The system has not yet been made, i hope to drive a Linear CCD sensor but i’d first like to replicate the signals sent to the CCD by programming it and measuring it using the oscilloscope. I still have to add some other components to complete that. I’ll try to apply your suggestion of a series termination at the source, when I have further info then I’ll post it.
For now I’m trying to fix an issue as my laptop crashed after which somehow doesn’t allow me to upload code to the board anymore. In the meantime, I hope my question can be answered as to how the output voltage can even reach 4.7V if I only send a 1 or a 0 from my program. Theoretically it should then only be 0-3.3V maximum with perhaps a little overshoot?
@Luckyguide wrote:
I can try to lower the amps,
I don't believe the current is particularly relevant.
@Luckyguide wrote:
but I can’t change the slew rate.
Yes, there is only 1 destination pin.
Ok
@Luckyguide wrote:
I hope my question can be answered as to how the output voltage can even reach 4.7V if I only send a 1 or a 0 from my program. Theoretically it should then only be 0-3.3V maximum with perhaps a little overshoot?
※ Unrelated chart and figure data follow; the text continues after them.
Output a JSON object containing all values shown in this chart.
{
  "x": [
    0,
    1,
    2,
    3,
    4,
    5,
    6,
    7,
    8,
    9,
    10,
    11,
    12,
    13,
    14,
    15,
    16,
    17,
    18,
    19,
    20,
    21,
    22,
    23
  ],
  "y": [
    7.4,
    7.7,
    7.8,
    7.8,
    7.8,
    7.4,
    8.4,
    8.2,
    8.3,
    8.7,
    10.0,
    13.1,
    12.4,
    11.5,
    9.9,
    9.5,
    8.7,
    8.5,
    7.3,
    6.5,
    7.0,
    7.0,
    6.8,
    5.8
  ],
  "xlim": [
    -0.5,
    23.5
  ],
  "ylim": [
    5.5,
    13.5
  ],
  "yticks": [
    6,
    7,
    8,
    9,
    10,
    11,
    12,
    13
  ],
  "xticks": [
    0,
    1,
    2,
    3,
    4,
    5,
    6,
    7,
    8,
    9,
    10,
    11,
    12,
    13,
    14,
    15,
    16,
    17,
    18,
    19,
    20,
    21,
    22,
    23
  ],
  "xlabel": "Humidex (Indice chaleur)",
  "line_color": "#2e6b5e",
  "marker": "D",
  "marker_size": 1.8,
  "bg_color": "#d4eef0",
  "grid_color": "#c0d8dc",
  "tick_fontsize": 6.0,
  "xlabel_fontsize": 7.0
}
I have already answered this. If an unterminated transmission line is driven, then the reflected voltage will return and add to the source drive voltage. I recommend you look up about this. An example article:
- FvM1 year ago
Super Contributor
Hi,
do you know trace transmission line impedance? Depends on width and layer stackup, you can e.g. use popular Saturn PCB toolkit for calculation.
MAX10 LVTTL33 4mA IO standard has about 60 ohm typical output impedance, not far from lower range of expextable trace impedance. In any case you don't get much overshoot at the driving pin but larger overshoot at open trace end. Where do you measure the shown waveform?
I'm not sure if measured 4.7 V is real, it might be also caused by unsuitable probing. It's no easy to measure correct waveforms of fast FPGA output signals with passive probes.
I calculate maximal overshoot magnitude of 4.125 V at open trace end for 60 ohm pin impedance and 100 ohm trace ( 3.3*2*100/(60+100) ), but trace impedance is most likely lower.